Doch das konnte er nicht, in dem Wissen, dass seine Frau ohne seine Anwesenheit sicherlich auf dem Kutschenboden enden und sich den Kopf an den Wänden stoßen würde, fast so als wäre sie eine Flipperkugel. Seit sie das Dunkle Tal erreicht hatten, hatte Gavriel sie bereits zweimal daran gehindert, fast auf dem Boden der Kutsche aufzuschlagen, bevor er sich dazu entschied, sich neben sie zu setzen und sie an der Taille zu halten.

„Sollen wir eine Pause machen?", fragte er nach einer Stunde, doch Evie schüttelte den Kopf.

„Nein, lass uns weitermachen." Trotz des Ausdrucks auf ihrem Gesicht blieb sie entschlossen.

Nach weiteren einer Stunde fragte der Vampirprinz erneut.

Als Evie immer noch den Kopf schüttelte und ihm sagte, dass sie weiterfahren sollten, zeigte sich ein leichtes Grinsen auf Gavriels Gesicht.

„Ich wusste nicht, dass menschliche Frauen so starrköpfig sein können.
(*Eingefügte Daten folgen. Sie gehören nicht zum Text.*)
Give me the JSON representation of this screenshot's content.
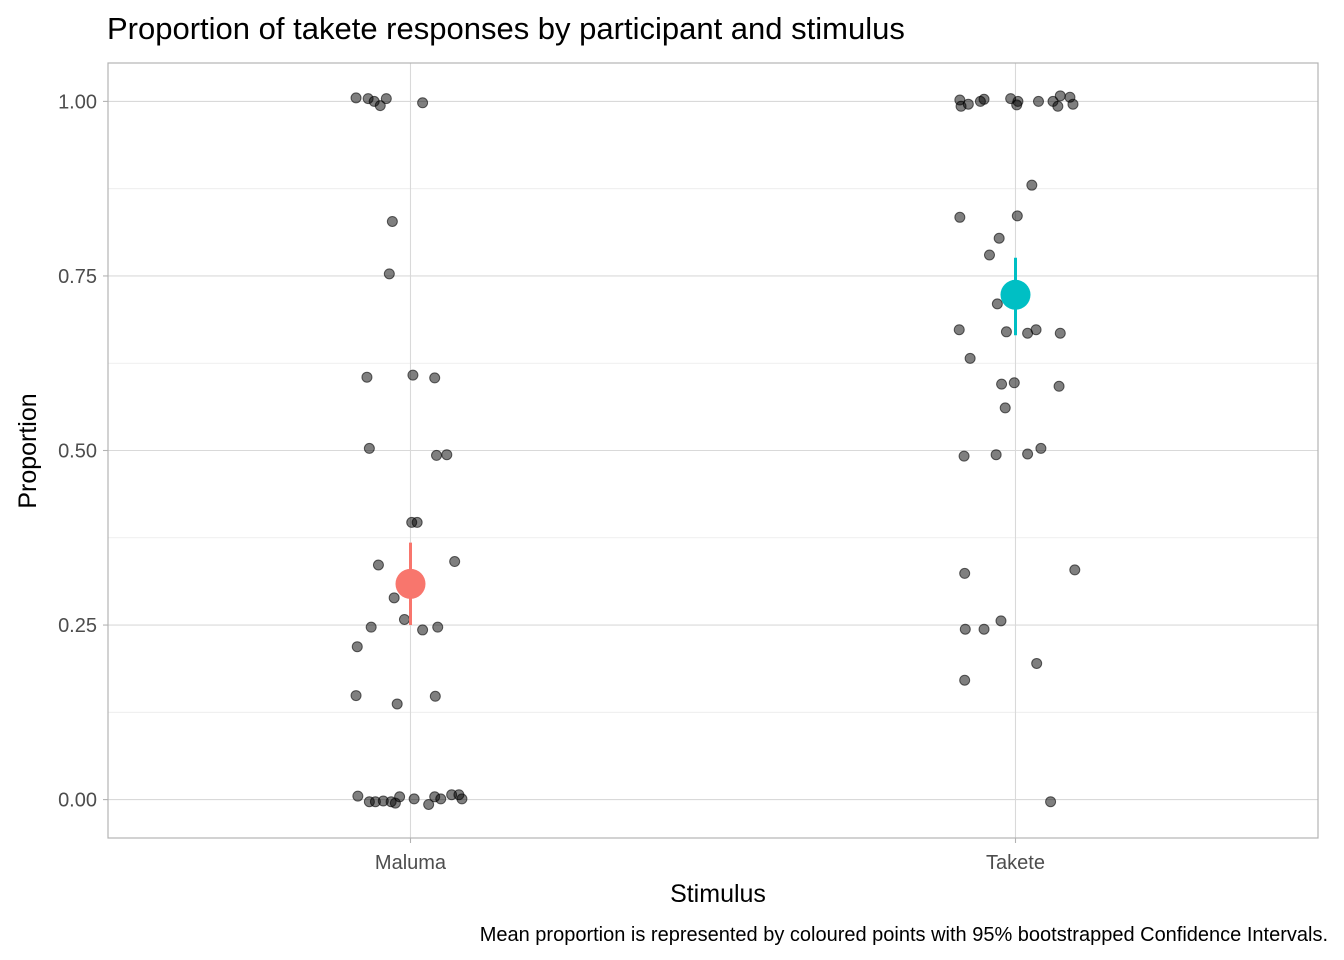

Du hast offensichtlich schwer zu kämpfen, aber du beschwerst dich nicht einmal", sagte er mit einem Anflug von Belustigung und Erstaunen in seiner Stimme.

Aber Evie konnte nicht einmal antworten. Die zwei Stunden der kontinuierlichen, brutalen Fahrt hatten sie bereits erschöpft, und die Übelkeit hatte seit ihrem Beginn nicht nachgelassen. So etwas hatte sie noch nie erlebt. Im Süden sowie auf ihrer Reise zum Rennox Schloss gab es Zeiten, in denen die Straßen aufgrund des schlechten Wetters schlecht waren, aber sie legten immer eine Pause ein, schlugen ein Lager auf und verschoben die Reise auf den nächsten Tag. Dieses Mal jedoch wusste Evie, dass sie das nicht tun konnte. Sie mussten sich beeilen oder die Bestien würden sie einholen.

Eine halbe Stunde später sprach Gavriel erneut, und diesmal stellte er keine Frage mehr.

„Wir machen jetzt eine Pause", erklärte er entschieden, und überraschenderweise nickte Evie sehr schnell. Es schien, als hätte sie ihre Grenze erreicht. Die Kutsche hielt an und er half ihr schnell hinaus. Aber sobald sie den Boden betrat und sich umsah, breiteten sich Gänsehaut über ihre Haut und sie wich instinktiv einen Schritt zurück.